Remember how batters only put the ball in play off of Black 3% of the time.  Look at that batting line against his curve:  .077/.077/.077.  Batters don’t really know what to do with the pitch, and so far it shows.  Also, take a look at the ISO on Gray and Kluber:  .009 and .034 respectively.  For two guys who’ve thrown a combined 624 curves to put up lines like that is ridiculous.  For a starter to throw his curve nearly 27% of the time as Gray does and batters hit .185/.221/.194 off of it is impressive.  Then there’s Kluber.  One reason he’s having such a great year is that batters have gone .101/.130/.135 off of his curve, and he’s the only starter with a negative wRC+ (-19).  I might have found my Jedi Master.

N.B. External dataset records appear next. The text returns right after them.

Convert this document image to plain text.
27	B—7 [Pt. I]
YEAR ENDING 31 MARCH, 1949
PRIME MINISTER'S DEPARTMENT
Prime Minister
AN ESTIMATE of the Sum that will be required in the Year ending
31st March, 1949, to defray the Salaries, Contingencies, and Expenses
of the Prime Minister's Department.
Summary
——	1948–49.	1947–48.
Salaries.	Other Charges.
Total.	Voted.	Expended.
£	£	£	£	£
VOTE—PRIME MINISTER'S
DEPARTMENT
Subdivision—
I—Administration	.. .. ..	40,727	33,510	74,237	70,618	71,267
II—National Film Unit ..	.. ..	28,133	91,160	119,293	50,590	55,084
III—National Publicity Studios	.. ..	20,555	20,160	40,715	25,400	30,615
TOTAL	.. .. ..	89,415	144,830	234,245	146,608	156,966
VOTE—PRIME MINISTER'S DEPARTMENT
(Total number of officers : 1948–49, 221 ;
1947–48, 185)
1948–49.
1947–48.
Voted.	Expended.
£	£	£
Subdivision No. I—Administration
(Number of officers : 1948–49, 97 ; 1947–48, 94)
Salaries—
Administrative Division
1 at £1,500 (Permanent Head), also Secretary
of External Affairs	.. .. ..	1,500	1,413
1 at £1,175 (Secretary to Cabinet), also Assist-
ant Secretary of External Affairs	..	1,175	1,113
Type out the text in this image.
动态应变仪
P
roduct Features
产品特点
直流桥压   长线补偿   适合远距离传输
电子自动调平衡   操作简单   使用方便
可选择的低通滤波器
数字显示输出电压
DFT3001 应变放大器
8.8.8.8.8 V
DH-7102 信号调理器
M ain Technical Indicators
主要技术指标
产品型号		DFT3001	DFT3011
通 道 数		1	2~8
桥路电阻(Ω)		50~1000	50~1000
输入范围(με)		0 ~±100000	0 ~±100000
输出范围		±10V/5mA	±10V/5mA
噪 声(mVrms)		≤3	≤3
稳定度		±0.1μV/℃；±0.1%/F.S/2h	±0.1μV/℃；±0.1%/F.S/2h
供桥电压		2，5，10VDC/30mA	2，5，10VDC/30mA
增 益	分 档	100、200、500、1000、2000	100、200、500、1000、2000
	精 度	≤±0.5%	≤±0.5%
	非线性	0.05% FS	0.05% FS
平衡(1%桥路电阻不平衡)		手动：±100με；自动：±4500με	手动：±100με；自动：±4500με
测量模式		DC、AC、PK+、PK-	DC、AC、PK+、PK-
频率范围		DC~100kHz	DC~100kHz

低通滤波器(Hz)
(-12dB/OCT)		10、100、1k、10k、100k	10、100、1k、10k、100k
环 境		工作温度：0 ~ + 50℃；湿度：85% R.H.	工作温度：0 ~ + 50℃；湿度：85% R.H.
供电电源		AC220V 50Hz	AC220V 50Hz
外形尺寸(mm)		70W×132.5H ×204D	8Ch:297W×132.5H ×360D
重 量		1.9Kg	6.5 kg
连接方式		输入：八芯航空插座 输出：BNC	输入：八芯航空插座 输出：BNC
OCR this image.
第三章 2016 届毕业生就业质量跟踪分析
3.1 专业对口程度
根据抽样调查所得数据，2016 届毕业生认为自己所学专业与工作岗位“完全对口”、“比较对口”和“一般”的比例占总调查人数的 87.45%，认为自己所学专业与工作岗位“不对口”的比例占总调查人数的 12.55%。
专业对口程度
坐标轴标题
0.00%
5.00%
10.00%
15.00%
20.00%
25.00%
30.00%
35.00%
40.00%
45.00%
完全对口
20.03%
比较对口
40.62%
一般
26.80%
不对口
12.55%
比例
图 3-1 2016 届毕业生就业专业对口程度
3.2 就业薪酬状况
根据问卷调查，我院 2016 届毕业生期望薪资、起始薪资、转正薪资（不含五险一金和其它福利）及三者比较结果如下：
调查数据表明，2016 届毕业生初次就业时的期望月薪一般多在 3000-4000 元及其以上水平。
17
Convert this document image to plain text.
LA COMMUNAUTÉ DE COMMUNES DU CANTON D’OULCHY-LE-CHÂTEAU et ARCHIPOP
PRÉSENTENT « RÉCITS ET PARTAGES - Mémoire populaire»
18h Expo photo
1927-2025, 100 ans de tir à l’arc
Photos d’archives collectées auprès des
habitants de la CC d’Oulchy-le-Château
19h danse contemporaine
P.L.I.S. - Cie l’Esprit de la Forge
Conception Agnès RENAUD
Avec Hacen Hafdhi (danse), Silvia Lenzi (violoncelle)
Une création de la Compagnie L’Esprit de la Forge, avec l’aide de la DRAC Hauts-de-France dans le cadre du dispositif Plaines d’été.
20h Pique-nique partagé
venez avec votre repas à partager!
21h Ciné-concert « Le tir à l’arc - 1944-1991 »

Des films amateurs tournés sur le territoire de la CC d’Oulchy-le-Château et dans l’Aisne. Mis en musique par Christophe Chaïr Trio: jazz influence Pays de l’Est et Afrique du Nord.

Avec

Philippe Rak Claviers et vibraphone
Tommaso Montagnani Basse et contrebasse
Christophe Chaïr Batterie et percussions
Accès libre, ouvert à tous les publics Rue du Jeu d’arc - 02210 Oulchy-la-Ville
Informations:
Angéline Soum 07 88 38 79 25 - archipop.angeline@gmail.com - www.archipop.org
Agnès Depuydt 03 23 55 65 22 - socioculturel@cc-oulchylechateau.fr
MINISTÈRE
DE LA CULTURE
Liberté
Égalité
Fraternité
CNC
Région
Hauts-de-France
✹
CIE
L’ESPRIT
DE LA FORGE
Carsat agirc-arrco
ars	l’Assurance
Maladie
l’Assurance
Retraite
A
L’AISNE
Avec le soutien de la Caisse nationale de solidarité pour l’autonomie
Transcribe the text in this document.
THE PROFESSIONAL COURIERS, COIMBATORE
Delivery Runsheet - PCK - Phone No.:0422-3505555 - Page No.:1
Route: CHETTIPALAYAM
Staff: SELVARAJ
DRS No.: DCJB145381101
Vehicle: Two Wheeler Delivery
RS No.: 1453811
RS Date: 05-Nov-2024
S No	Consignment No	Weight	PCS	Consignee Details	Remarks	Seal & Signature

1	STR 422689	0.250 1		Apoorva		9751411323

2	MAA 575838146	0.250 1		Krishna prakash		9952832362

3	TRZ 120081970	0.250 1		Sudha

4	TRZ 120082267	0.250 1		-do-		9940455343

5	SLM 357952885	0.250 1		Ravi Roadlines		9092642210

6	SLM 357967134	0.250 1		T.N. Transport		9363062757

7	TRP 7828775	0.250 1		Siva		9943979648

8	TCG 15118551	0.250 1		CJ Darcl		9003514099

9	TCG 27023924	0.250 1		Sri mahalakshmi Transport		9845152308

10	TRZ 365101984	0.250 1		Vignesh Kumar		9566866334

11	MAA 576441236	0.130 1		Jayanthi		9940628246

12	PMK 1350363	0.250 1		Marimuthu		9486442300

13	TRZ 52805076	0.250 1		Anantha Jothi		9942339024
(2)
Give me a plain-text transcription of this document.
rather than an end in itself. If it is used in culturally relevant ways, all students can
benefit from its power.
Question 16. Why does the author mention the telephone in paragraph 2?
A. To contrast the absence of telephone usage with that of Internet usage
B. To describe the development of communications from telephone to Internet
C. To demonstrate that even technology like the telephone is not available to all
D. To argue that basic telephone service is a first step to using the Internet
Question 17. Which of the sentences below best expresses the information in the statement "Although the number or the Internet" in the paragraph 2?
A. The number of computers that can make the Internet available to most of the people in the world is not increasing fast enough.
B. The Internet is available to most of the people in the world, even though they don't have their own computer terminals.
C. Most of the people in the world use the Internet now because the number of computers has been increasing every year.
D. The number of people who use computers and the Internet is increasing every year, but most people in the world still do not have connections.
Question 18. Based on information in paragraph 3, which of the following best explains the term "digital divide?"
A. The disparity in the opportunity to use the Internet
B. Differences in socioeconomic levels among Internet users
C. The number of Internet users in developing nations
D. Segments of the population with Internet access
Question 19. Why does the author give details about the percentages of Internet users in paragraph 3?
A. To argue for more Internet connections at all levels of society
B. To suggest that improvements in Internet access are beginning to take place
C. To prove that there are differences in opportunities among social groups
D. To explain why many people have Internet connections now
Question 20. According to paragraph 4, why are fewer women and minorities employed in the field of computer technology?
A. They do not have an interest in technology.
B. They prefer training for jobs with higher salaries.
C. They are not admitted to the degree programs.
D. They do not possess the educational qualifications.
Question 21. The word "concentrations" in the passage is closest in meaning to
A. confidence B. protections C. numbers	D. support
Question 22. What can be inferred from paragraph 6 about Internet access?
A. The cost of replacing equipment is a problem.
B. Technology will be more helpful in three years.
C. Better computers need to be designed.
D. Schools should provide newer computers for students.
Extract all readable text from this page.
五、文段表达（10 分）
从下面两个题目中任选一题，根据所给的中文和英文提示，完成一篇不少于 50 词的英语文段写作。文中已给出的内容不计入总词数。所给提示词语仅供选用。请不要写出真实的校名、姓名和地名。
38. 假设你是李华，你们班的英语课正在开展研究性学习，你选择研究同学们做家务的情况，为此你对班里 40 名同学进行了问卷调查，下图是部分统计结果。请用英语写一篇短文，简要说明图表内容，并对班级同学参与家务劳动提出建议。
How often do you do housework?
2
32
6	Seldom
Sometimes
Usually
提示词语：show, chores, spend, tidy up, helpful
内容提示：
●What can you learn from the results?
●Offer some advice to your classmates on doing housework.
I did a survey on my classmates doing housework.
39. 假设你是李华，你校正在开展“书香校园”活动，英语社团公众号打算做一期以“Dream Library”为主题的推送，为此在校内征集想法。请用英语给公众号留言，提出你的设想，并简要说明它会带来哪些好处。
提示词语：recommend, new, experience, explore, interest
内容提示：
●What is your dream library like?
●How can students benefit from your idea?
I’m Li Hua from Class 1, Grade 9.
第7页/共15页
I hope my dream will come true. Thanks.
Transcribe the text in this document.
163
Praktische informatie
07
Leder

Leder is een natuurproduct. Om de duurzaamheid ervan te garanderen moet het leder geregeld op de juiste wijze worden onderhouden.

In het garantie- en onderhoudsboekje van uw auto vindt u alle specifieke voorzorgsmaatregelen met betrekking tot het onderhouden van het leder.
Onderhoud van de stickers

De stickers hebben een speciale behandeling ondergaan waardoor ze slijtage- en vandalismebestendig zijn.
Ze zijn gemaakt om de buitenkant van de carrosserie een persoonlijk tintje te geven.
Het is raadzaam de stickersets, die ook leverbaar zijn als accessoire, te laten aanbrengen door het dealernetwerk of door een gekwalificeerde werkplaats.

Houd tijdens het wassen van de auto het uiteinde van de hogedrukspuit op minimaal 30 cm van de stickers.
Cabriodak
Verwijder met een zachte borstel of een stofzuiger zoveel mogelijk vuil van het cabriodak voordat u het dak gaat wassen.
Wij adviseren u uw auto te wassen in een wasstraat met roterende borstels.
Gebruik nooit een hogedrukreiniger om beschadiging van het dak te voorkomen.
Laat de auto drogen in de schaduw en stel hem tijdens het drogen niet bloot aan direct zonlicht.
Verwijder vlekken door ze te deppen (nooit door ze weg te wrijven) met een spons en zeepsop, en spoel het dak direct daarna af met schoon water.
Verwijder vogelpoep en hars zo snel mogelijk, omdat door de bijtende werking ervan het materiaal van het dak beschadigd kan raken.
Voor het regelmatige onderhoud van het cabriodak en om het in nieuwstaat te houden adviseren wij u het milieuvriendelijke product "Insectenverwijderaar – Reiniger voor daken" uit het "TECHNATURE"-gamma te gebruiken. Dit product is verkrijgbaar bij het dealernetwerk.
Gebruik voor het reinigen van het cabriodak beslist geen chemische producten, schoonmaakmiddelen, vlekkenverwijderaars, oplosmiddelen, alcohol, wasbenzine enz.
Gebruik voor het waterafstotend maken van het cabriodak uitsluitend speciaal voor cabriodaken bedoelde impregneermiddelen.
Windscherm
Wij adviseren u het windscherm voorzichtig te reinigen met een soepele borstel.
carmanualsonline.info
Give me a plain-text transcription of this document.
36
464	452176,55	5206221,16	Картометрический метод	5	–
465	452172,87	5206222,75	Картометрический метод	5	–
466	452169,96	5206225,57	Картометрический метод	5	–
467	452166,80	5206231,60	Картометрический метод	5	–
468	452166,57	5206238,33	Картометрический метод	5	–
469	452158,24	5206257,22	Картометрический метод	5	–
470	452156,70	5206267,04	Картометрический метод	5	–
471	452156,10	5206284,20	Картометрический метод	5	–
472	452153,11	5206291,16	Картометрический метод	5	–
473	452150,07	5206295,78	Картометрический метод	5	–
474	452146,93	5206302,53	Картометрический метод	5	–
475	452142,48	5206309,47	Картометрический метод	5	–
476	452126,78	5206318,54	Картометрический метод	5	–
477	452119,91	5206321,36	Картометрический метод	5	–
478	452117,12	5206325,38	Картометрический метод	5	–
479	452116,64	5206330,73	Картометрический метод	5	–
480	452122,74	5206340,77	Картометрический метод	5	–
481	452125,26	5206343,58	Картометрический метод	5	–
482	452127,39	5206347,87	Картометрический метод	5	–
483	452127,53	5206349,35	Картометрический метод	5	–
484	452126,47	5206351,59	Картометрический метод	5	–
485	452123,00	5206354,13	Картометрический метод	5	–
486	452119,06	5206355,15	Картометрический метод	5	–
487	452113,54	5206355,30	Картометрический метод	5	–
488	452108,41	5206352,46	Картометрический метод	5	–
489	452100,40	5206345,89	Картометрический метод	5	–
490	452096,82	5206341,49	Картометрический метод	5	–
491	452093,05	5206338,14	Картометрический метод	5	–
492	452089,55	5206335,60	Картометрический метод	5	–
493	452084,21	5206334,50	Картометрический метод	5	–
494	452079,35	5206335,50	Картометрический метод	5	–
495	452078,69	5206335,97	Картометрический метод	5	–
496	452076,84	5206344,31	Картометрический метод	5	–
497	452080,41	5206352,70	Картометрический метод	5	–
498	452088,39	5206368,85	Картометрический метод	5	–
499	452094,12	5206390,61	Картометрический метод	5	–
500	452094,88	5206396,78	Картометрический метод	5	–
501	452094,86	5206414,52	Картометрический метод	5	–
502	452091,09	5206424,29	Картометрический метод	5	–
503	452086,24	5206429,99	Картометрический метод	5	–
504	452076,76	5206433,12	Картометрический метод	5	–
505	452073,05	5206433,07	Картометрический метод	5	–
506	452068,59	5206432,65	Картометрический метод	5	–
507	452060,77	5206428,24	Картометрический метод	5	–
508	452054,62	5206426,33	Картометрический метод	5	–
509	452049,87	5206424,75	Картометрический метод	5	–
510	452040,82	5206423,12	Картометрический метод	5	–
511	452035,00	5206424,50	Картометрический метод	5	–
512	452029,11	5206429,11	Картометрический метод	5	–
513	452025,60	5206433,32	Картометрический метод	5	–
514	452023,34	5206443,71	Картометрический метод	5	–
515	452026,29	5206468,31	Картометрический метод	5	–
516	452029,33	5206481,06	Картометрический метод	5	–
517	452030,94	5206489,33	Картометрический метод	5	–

Just to expand upon this idea some more, but not to bury the article with images and charts, I’d just like to take a moment to see how Black and Kluber approach batters with the curve.

Vic Black_righties


Vic Black Curve vs Righties

Black tends to go low, outside corner more to righties than any other zone, perhaps hoping for them to chase.  He has come inside enough that you wouldn’t call it a complete avoidance of the inner half though.

Vic Black_lefties

Vic Black Curve vs Lefties

This is absolutely unlike how Black approaches righties with his curve.  Black keeps to the inner half, inside corner at the knees.

Corey Kluber_righties

Corey Kluber Curve vs Righties

Kluber avoids righties by going outside corner primarily, but it’s safe to say he enjoys baiting right-handers on the outer third.

Corey Kluber_lefties

Corey Kluber’s Curve vs Lefties

Kluber comes middle-in enough to lefties to not make trends too obvious, but from the chart, it appears that Kluber tries to get the lefties to chase, changing levels and zones on the outside fairly frequently.

While this didn’t necessarily answer the question which pitcher has the most dominant curve in baseball, from a purely aesthetic value, it does attempt to answer whose curve, reliever or starter, saves the most runs and is hardest to produce offense against.  The best part is that now I can appreciate a Mets reliever for . . . anything.